Import Packages and set environment variables

In [1]:
import os
import langchain, langchain_experimental, langchain_google_genai

In [2]:
from dotenv import load_dotenv
load_dotenv('../../.env')
google_api_key = os.getenv("GOOGLE_API_KEY")
OPENAI_API_KEY = os.getenv("OPENAI_API_KEY")

Activate Langsmith

In [3]:
from langchain.callbacks.manager import tracing_v2_enabled
from langsmith import Client
client = Client()

LANGCHAIN_TRACING_V2=os.getenv("LANGCHAIN_TRACING_V2")
LANGCHAIN_API_KEY=os.getenv("LANGCHAIN_API_KEY")
LANGCHAIN_PROJECT="palm-ragfusion-shadow-99"  # if not specified, defaults to "default"
LANGCHAIN_ENDPOINT=os.getenv("LANGCHAIN_ENDPOINT")
OPENAI_API_KEY=OPENAI_API_KEY

Set LLM and Embedding Models

In [4]:
#Import LLM and Embedding Models
from langchain_google_genai import ChatGoogleGenerativeAI, GoogleGenerativeAI, GoogleGenerativeAIEmbeddings
from langchain.embeddings import GooglePalmEmbeddings

In [5]:
llm = GoogleGenerativeAI(model="gemini-pro",temperature=0, google_api_key=google_api_key)
embeddings=GooglePalmEmbeddings(model_name="models/embedding-gecko-001",google_api_key=google_api_key)

Python LLM Agent

In [6]:
from langchain_experimental.tools import PythonAstREPLTool
from langchain_experimental.agents.agent_toolkits import create_pandas_dataframe_agent
from langchain.agents import Tool
from langchain_google_genai import ChatGoogleGenerativeAI, GoogleGenerativeAI, GoogleGenerativeAIEmbeddings
from langchain.agents.mrkl.base import ZeroShotAgent
from langchain.llms import OpenAI
from langchain.llms import VertexAI
from langchain.chains.llm import LLMChain
import vertexai
import pandas as pd
import numpy as np

In [7]:
from langchain.document_loaders import TextLoader, CSVLoader
from langchain.chains.question_answering import load_qa_chain
from langchain.tools import BaseTool

loader = CSVLoader('../../ado_backlog_clean.csv')
docchain = load_qa_chain(llm, chain_type="stuff")

# create document QA tool
class DocumentQATool(BaseTool):
    name='document'
    description='read contents from page content'
    
    def _run(self, query):
        return docchain.run(question=query, input_documents=loader.load(), 
                            return_only_outputs=True, verbose=True)
    
    def _arun(self, query):
        raise NotImplementedError('Not implemented')

In [8]:
df = pd.read_csv('../../ado_backlog_clean.csv')

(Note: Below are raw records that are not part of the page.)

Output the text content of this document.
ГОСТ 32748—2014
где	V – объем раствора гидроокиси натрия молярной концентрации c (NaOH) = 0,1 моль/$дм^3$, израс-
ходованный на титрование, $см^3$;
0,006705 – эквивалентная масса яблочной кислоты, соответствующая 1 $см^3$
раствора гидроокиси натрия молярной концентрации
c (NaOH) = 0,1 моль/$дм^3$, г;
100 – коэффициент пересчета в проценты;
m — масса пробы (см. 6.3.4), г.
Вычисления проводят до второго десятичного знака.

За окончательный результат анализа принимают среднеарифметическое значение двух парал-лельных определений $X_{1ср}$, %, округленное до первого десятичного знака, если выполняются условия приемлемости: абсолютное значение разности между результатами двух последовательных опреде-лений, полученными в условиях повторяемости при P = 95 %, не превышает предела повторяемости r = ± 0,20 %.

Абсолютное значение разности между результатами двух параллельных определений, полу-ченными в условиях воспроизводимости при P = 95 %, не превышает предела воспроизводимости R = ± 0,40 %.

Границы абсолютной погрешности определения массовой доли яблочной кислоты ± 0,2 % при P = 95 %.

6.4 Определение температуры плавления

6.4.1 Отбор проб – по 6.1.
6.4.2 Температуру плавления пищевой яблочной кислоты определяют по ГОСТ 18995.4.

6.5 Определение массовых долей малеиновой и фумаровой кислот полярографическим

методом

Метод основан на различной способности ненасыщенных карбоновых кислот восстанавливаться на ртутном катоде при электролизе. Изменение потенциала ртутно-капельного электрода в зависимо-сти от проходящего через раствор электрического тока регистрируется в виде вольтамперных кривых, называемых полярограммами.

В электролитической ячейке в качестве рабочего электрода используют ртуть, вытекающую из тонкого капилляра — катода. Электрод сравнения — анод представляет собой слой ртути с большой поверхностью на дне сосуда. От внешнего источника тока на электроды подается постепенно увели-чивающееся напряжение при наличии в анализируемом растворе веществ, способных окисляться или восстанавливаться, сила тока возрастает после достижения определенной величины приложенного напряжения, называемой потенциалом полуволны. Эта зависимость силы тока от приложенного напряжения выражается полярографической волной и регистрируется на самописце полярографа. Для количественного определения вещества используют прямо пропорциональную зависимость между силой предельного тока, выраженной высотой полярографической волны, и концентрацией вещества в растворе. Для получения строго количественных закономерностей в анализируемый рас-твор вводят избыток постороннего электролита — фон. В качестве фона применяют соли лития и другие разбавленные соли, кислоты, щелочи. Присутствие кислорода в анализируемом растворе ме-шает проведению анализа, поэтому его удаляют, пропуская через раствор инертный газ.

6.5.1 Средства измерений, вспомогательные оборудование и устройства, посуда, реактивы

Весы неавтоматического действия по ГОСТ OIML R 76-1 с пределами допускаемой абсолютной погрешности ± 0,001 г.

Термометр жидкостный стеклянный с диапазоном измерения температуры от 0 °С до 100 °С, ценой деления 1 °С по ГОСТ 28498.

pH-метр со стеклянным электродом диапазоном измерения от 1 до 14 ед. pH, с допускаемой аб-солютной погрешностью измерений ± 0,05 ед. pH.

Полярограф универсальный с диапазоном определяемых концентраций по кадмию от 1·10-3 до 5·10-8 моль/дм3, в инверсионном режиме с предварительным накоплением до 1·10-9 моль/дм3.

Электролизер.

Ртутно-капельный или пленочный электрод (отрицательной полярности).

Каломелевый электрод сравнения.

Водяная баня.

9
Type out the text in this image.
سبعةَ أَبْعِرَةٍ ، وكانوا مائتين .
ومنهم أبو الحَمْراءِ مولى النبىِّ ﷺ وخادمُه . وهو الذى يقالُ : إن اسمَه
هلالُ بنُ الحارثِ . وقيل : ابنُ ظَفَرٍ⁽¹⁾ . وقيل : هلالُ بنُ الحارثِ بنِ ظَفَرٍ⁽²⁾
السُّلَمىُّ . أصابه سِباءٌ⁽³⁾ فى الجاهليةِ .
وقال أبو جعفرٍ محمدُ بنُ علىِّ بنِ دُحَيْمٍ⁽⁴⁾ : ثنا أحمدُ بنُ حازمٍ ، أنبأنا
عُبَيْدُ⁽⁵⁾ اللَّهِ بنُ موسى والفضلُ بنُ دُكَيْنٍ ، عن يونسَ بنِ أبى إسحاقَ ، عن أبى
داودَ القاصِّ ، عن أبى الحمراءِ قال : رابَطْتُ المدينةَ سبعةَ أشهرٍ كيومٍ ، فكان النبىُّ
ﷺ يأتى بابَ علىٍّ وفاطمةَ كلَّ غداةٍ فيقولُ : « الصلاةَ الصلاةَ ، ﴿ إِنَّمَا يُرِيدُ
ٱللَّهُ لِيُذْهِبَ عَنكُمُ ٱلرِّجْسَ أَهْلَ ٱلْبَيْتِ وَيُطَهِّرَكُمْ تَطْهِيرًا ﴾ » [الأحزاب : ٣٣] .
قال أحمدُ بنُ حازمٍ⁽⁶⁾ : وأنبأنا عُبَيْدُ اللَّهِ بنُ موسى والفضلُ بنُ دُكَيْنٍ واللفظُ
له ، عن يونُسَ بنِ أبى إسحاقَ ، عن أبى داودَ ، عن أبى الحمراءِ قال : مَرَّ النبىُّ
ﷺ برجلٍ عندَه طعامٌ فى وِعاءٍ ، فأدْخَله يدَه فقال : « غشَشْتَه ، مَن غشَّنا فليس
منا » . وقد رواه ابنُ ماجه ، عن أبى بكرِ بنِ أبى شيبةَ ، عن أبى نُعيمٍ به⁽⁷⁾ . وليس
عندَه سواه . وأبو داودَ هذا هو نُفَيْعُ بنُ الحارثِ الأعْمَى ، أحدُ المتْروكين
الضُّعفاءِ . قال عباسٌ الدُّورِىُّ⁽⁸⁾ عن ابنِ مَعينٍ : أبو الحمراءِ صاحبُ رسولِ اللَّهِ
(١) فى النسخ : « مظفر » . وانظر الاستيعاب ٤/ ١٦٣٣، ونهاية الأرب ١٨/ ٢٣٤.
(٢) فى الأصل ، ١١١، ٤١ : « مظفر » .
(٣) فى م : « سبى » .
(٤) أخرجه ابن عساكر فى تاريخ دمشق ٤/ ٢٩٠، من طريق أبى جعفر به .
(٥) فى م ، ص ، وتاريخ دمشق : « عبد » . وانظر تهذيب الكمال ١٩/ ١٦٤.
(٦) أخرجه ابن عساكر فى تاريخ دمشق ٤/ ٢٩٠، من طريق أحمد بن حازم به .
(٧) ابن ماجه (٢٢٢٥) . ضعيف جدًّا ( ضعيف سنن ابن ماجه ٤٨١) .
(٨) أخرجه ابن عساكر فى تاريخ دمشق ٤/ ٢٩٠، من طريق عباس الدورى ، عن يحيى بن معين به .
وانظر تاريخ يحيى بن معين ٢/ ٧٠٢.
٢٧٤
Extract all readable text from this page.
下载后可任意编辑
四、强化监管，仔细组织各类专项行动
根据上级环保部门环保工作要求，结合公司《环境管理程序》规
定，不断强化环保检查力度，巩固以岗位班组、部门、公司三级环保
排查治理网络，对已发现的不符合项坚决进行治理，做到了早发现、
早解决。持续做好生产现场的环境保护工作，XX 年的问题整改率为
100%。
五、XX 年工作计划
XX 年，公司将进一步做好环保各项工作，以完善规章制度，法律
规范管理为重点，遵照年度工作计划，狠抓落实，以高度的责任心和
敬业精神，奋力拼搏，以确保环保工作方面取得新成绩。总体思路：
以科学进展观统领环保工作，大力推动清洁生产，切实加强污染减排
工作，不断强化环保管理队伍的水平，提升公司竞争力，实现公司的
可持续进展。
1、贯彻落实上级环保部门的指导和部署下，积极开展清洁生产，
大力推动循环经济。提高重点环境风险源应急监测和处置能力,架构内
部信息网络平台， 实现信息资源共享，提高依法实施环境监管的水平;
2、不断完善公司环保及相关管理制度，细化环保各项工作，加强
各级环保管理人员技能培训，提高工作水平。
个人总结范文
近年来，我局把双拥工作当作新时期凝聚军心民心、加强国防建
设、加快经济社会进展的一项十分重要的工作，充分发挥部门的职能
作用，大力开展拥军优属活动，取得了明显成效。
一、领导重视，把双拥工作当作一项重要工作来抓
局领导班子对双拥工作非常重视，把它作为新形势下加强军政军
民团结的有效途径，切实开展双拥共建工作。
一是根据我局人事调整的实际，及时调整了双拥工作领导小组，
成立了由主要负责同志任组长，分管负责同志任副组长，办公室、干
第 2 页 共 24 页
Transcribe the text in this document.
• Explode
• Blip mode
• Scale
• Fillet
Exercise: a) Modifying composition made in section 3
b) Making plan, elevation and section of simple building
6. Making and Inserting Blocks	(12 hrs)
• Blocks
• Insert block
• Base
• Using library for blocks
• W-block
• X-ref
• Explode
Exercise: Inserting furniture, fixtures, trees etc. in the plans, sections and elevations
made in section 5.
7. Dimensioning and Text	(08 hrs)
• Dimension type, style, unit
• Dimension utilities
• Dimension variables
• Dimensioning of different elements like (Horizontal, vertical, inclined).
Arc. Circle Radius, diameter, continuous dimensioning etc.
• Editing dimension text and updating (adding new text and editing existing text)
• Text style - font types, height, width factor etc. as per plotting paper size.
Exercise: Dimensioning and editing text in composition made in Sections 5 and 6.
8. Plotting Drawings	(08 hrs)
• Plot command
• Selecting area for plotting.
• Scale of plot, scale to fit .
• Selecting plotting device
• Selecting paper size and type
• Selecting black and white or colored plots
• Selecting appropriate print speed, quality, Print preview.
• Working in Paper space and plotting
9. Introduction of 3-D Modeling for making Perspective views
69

pytool = PythonAstREPLTool(locals={"df": df}, description='python pandas DataFrame with variable name `df` which contains a csv export of agile backlog data.')

In [18]:
# create agent input and prompt Way too many tokens because I think it's trying to put the whole dataframe into the prefix prompt!!!!
tools = [pytool]
input_variables = ["df", "input", "agent_scratchpad"]
        
prompt = ZeroShotAgent.create_prompt(
    tools,
    prefix='''You are working with python pandas DataFrame with name `df`,
read from the document text from the document loader for context. You should solve
the question by small logical incremental steps and use the tools available.
    ''',
    suffix='''Here's the result of `print(df.head())`:
{df}

Begin!
Question: {input}
{agent_scratchpad}
    ''', 
    input_variables=input_variables
)
partial_prompt = prompt.partial(
    df=str(df.head(1).to_markdown())
)

llm_chain = LLMChain(
    llm=llm,
    prompt=partial_prompt,
)
tool_names = [tool.name for tool in tools]
zeroshotagent = ZeroShotAgent(
    llm_chain=llm_chain,
    tools=tool_names,
    stop=["\Observation:"]
)

In [20]:
from langchain.agents.agent import AgentExecutor

agent = AgentExecutor.from_agent_and_tools(
    agent=zeroshotagent,
    tools=tools,
    verbose=True,
    handle_parsing_errors=True,
    max_iterations=3,
)

In [21]:
agent.run(input='how many rows are in the dataset with a state of new?')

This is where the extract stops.